For a high-quality print of this pattern contact us (http://xamla.com).
End effector calibration:
First, you have to define a good starting pose for the robot, such that e.g. a stereo camera setup mounted at the SDA10 torso can capture the whole calibration pattern, which is fixed onto the table (or onto a resilient plate). In particular, all four circle patterns must be completely visible in the left and right image. Save this starting pose of the robot to the Rosvita world view and move the robot to this posture before starting the tooltip calibration.
Now, with the Rosvita terminal go into your project folder and call the run_tooltip_calibration.py script from the auto_calibration package:
cd /home/xamla/Rosvita.Control/projects/<your_project_folder>
python3 ../../lua/auto_calibration/endEffectorCalibration_py/run_tooltip_calibration.py
The script will ask you to enter the filename (with path) of the stereo camera calibration (here, this is the stereo camera calibration of the SDA10 torso cameras). Next, it will ask you for the exposure time of the cameras, the robot arm with the end effector to be calibrated, and the hand-eye for the torso cameras (i.e. the file containing the transformation between the torso joint and the torso cameras; you may simply press ‘Enter’ here). After that, you have to move the robot to the starting pose (if not already done) and again press ‘Enter’.
With help of the four circle patterns, which have their origin at the elongation of the cross lines, the position of the cross lines can be determined in world coordinates. The pattern poses in camera and world coordinates, as well as the resulting position of the cross lines will be written into the terminal output.

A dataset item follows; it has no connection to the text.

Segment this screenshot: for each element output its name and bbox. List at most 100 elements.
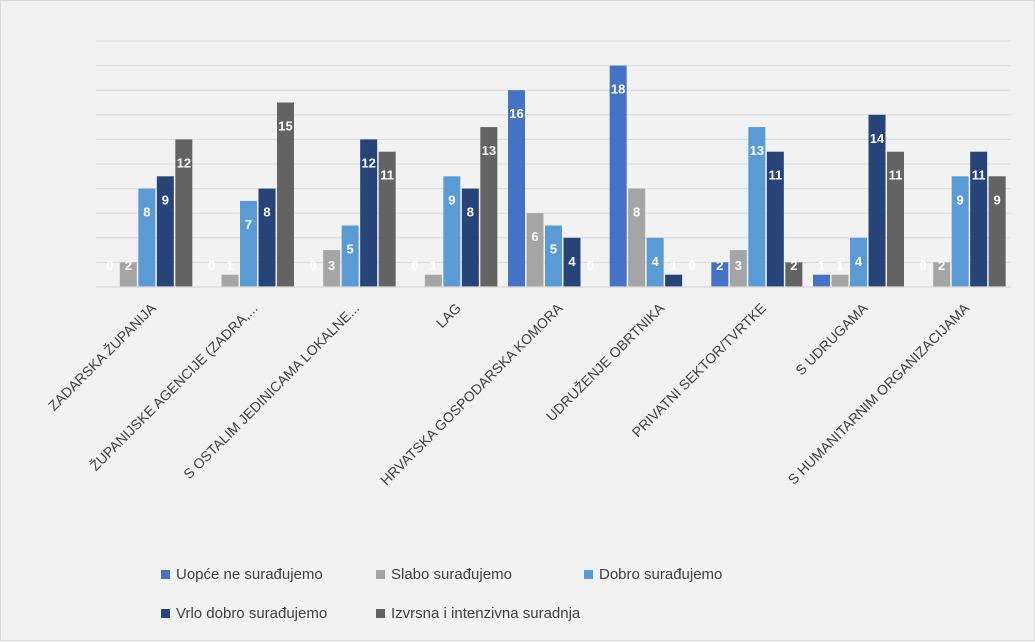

Finally, you are asked to move the tooltip straight down to the cross lines. Make sure, that the tooltip points straight down, i.e. in direction of the table, and precisely touches the middle of the crosslines (see Fig. 15.2). Then confirm this by pressing ‘Enter’. Now, the pose of the tooltip is the same as the pose of the cross lines. With help of the known flange (TCP) coordinates the tooltip pose is transformed into flange coordinates and the result is written into the terminal output and saved as /tmp/calibration/storage_tooltipcalib/tooltip_pose_in_flange_coordinages.npy
.
To relocate the tool center point (TCP) from the flange position to a newly calculated end effector (tooltip) position in Rosvita, add a tcp_link to the file robotModel/main.xacro of your project folder. As origin xyz of your new tcp_link choose the translation vector of your calculated tcp<->end effector transformation (i.e. of your tooltip pose in flange coordinates). Then compile the main.xacro and adapt your robot configuration (i.e. the tip link of the move group and the parent link of the end effector). For more details see chapter Relocation of the “Tool Center Point (TCP)” or see the last terminal output when running the script.